Il est généralement attendu des dirigeants qu'ils « se montrent à la hauteur » en temps de crise. Alors que les entreprises et leurs dirigeants font du mieux qu’ils peuvent face à la crise sanitaire et économique actuelle, une autre crise se profile à l'horizon. Une crise environnementale imminente, éclipsée par l'urgence de la pandémie, exige des entreprises, entre autres parties prenantes, qu'elles passent à l'action. Quelles mesures leurs dirigeants prendront-ils ?

Dans notre dernière analyse, nous examinons les épisodes précédents de crise financière et économique afin d'évaluer les répercussions probables de la crise actuelle sur le bilan environnemental des entreprises.

D'une part, la pandémie de COVID-19 pourrait accroître la sensibilisation aux risques environnementaux et faire évoluer les préférences des consommateurs, les activités des entreprises et le comportement des investisseurs, ce qui pourrait accélérer la transition vers une économie sobre en carbone. D'autre part, il est possible que des entreprises financièrement affaiblies et en proie à une incertitude économique accrue réduisent leurs investissements dans des projets verts à long terme et à forte intensité de capital, ce qui ralentirait cette transition.

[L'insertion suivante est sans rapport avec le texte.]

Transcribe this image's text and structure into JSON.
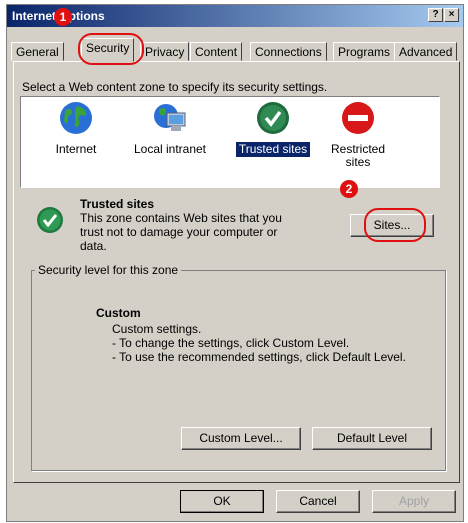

Les enseignements du passé

En examinant un large échantillon international d'entreprises cotées en bourse au cours de la période 2002-2019, notre analyse révèle que le bilan environnemental des entreprises en difficulté financière est nettement plus faible que celui des entreprises plus prospères.

Dans notre analyse, nous avons pris en considération divers facteurs qui servent généralement de variables représentatives des difficultés financières : les petites entreprises non cotées en bourse sont plus susceptibles de connaître des contraintes financières que les grandes entreprises cotées. De même, les entreprises soumises à ces contraintes peuvent être moins disposées à verser des dividendes.

Ainsi, pour les entreprises qui ne versent pas de dividendes, ne sont pas cotées ou sont plus petites, la note relative au bilan environnemental est, en moyenne, de 10 à 30 % inférieure à celle des grandes entreprises qui versent des dividendes ou sont cotées en bourse.

Un choc ayant de fortes répercussions macroéconomiques et financières, tel que celui de la crise liée à la pandémie de COVID-19, accroît l'incertitude et perturbe l'activité économique. En règle générale, il amplifie ainsi les difficultés financières des entreprises et risque de les dissuader de réaliser des investissements verts.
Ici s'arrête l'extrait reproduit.